We also added these 3D printed safety glasses holders in our workspace!

Mechanical
The first week after the game release moved fast, but our mechanical team moved faster. We began developing an intake system, experimenting with different wheel sizes and heights, and worked on storage designs to optimize ball handling. We finalized our intake subsystem prototype and began to CAD it. After finishing our intake, we started building a shooter prototype to test different angles and consistency.

In addition to robot prototypes, we worked on field construction in parallel, completing the base of the hub and starting work on the bump. The team drew inspiration from Ri3D teams and notable robots from previous years, and all rookie members contributed ideas, building on each other’s suggestions to improve designs. We also continued brainstorming concepts for climbing mechanisms, indexing systems, and other design improvements to prepare for full-scale testing.
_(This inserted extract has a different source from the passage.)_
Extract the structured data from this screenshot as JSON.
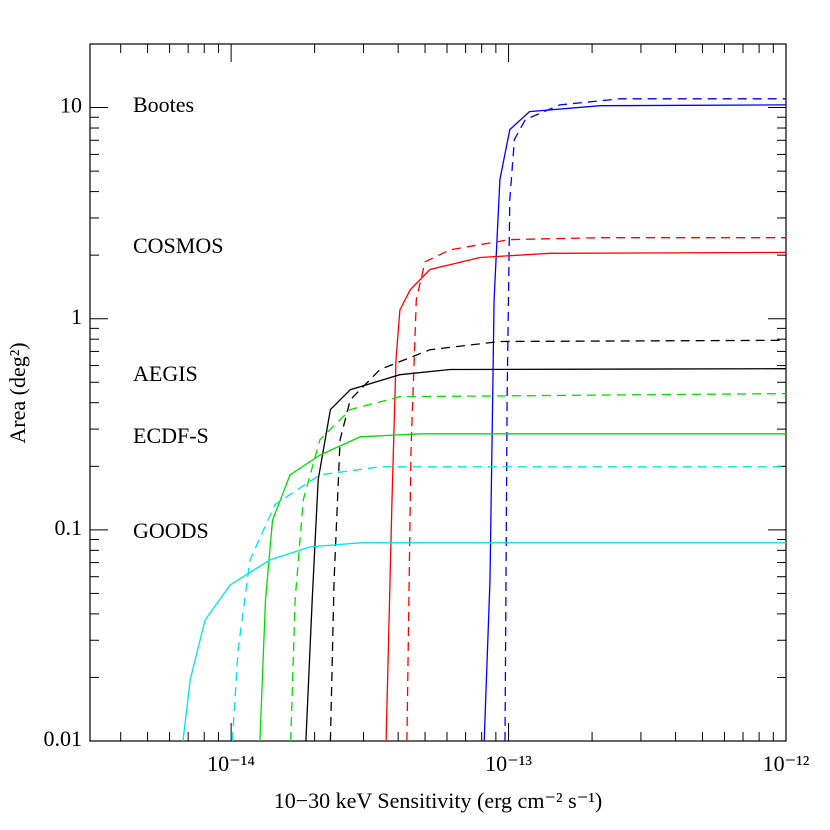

Adjacently, we continued our offseason project of a new robot cart. We added notches to join pieces, and finished the entire bottom deck. Catch us and our new robot cart at competition!

Programming
In the first week after kickoff, the programming sub-team has made significant headway on our robot chassis and is currently working on the Robot Rebuilt 2026 code project. Prior to the released game animation, we built a 30x30in chassis with our new SWFYT aluminum. However, the game manual has limitations on the chassis size, so we had to cut down to a 27.5x27.5 in. chassis. Adding to the chassis, we have completed the first iteration of the robot electrical board and have cleanly and successfully wired the swerve drive base and other related components (RoboRIO, NavX, etc.). This year has also been one of our cleanest in terms of wiring and electrical robustness. One example is our use of ferrule crimps on CAN wiring in order to greatly reduce the risk of CAN failures caused by wires coming loose from WAGO connectors.

For our codebase, we have set up the project, installed vendor dependencies, assigned CAN IDs to all devices, updated firmware, fixed CANCoder offsets, and tuned swerve feedforward values. Our plan moving forward is to finish wiring the vision subsystems and update any legacy code that relies on deprecated methods.